The election campaign was expected to focus on the proposed secular charter, which has strong support among French-speakers outside Quebec's big cities. But the election outcome suggested even that wasn't a priority for many Quebecers who are more concerned about the economy, health care and education.
"It's just not something that interests me," said Anne-Sophie Martel, a 21-year-old university student, sitting at a Quebec City coffee shop. "Jobs, the economy — that's really what interests me."
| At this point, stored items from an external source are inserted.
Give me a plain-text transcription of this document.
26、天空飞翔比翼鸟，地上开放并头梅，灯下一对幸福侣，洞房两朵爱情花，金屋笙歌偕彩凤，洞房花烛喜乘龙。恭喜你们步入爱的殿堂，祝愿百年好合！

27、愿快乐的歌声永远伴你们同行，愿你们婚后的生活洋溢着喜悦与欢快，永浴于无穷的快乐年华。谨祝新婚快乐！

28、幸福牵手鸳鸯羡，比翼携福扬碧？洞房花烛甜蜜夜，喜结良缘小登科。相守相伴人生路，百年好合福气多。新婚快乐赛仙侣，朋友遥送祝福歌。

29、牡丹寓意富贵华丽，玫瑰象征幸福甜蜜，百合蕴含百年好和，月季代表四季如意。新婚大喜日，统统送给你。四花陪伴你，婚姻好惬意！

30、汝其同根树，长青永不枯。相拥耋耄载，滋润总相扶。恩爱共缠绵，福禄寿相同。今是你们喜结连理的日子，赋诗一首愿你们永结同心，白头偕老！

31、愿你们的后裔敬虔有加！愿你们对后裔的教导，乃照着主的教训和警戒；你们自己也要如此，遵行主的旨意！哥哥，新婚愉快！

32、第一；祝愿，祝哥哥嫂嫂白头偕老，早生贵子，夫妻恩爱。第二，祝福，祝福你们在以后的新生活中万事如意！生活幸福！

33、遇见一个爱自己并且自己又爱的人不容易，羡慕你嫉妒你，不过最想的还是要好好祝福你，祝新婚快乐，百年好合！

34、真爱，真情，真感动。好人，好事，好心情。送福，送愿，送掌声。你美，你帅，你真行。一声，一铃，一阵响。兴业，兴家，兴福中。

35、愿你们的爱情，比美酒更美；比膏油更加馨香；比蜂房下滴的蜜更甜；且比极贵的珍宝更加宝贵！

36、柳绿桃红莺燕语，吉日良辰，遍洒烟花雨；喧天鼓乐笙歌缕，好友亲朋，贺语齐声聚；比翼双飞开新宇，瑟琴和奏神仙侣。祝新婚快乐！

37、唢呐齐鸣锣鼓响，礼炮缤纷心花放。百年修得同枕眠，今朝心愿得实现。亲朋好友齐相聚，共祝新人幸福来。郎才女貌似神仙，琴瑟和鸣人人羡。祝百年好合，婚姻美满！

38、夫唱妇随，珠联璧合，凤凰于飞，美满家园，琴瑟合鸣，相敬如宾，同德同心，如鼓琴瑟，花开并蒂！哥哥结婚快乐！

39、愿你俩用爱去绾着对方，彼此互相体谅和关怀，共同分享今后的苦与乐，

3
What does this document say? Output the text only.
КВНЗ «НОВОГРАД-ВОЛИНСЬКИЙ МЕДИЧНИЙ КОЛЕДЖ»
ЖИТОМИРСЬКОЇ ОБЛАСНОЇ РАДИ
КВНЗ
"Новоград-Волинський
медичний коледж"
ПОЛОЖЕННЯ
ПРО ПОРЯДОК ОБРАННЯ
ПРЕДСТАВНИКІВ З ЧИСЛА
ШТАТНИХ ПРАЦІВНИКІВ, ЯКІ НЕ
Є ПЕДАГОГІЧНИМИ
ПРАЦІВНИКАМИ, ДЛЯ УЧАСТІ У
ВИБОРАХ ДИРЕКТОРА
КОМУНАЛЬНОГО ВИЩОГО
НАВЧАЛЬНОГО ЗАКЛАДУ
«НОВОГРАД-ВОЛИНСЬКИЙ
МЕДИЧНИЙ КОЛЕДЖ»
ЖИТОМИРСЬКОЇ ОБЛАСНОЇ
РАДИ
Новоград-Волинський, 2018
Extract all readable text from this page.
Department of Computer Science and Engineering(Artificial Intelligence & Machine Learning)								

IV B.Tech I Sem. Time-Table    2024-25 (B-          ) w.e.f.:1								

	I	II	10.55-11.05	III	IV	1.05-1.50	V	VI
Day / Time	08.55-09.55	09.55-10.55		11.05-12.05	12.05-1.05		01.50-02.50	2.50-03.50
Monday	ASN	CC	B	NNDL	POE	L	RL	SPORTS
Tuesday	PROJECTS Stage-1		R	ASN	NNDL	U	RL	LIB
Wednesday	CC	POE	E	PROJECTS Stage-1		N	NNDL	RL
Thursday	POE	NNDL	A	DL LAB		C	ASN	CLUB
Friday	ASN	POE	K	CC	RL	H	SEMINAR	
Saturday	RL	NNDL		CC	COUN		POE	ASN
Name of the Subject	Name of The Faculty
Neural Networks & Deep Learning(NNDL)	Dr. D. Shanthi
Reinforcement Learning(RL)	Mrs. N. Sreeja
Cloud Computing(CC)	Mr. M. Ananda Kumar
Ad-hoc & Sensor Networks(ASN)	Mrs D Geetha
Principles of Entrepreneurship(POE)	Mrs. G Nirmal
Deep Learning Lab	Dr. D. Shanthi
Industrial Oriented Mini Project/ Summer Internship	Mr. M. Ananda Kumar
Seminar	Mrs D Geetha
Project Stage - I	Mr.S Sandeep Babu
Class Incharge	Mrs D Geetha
Quebec Liberal leader Philippe Couillard, a former provincial health minister and brain surgeon who now becomes premier, attributed the PQ's loss in part to a "tectonic shift" in priorities that he said he noticed while traveling around the province.
"I really felt during the campaign that the young generation — the youth of Quebec — is not at all attracted by anything that limits us or prevents us from having broader horizons," Couillard said at Quebec City news conference.
Antonia Maioni, a political science professor at McGill University, said the separatists cannot be completely counted out, even if Quebecers haves no appetite for another referendum on independence anytime soon. Many nationalist sympathizers simply switched to the Coalition for Quebec's future, she said.
Even Couillard conceded the point.
"There is no such thing as the sovereignty movement being dead," he said.